In Psalm 34 it makes plain that the fear of the Lord is not just freight.  It is not simply saying to be afraid that God is going to get you.  Look at the parallels in this song here.  The fear of the Lord has to do with seeking the Lord, verse 4 says, and having him as the one we turn to in our lives.  In verse 6, seeking the Lord involves calling on him or crying out to him, relying on him as the one who saves us out of our troubles.  And then verse 8 has to do with seeking refuge in him.  Seeking him, calling on him, having him as our refuge – that is a picture of what it means to fear the Lord.

Start Today

The scripture promises in Psalm 34 that loving life and seeing good days is available to those who desire it more than anything else, when they keep their tongues from evil and do good and seek peace out of a heart that fears the Lord because, the passage says, the eyes of the Lord are toward the righteous and his ears toward their pride.  In other words, God will be faithful and he will watch over those who relate to him through Christ in this way.  Psalm 33:18-19 describe what it means for the eyes of the Lord to be on the righteous.  It says, “Behold the eyes of the Lord is on those who fear him, on those who hope in his steadfast love that he may deliver their souls from death and keep them alive in famine.”  In other words, his watching over them doesn’t mean they will never face trouble.  It does mean that he will be with them and deliver them through that trouble.  And then it says, “The face of the Lord is against those who do evil to cut off the memory of them from the earth.”  God holds people accountable.  One of the facts that make life mean something is the fact that God holds people accountable.  His eyes can be either on us to watch over us or his eyes can be on us to hold us accountable, and it is our choice which of those two it turns out to be.

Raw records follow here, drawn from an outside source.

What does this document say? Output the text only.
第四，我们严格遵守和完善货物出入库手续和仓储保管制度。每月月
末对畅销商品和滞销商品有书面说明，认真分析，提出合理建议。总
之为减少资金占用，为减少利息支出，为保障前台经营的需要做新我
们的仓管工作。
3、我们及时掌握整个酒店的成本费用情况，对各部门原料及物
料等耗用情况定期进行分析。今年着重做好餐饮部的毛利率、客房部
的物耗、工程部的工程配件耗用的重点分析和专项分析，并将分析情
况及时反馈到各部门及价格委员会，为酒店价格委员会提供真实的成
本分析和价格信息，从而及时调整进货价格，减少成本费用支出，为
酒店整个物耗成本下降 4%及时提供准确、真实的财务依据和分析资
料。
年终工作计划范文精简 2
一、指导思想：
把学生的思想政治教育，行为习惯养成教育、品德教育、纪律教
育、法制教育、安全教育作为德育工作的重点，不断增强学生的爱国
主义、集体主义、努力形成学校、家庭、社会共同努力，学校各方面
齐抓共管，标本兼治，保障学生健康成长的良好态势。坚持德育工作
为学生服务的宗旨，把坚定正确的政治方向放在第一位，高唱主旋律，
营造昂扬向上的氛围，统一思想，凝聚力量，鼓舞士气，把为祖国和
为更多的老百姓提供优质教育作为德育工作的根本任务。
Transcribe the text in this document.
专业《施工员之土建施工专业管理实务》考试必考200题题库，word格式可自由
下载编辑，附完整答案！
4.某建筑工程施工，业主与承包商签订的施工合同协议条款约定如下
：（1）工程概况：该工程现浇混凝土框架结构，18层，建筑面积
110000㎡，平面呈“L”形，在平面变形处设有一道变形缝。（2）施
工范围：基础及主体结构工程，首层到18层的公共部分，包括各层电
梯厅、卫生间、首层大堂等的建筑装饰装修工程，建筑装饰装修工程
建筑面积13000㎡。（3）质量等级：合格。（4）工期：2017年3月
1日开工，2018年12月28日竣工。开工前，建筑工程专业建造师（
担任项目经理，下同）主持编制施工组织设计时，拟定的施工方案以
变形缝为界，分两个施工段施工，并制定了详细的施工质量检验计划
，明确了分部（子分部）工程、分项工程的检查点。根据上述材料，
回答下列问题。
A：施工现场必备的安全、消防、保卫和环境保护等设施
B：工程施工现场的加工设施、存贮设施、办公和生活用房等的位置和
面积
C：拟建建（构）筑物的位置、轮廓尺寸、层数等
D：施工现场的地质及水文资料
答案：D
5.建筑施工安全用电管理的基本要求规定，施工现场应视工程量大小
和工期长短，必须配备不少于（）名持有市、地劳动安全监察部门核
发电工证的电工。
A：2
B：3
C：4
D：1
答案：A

Here in Psalm 34:8 the writer invites us, “Oh, taste and see that the Lord is good!  Blessed is the man who takes refuge in him!”  Every invitation to the gospel of Christ is an invitation to taste and see the Lord is good.  You have to try it.  To love life and see good days you actually have to start and then you have to stay with that course through a lifetime. 

If you are a person today who has never tasted the goodness of the Lord through the gospel of Christ, why not choose to repent of sin in your life and confess your faith that Christ is the Son of God and be baptized into him for God has promised to raise us up to newness of life.  If you are somebody who made that beginning and then you have not been speaking good words, doing the right thing, seeking peace and pursuing it, turn that around, confess your need for God, call on him in prayer with your brothers and sisters in Christ.  Do it today.  Make this first day of 2006 the beginning of a different life for you.  If we can help you with that, would you let it be known right now while we stand and sing.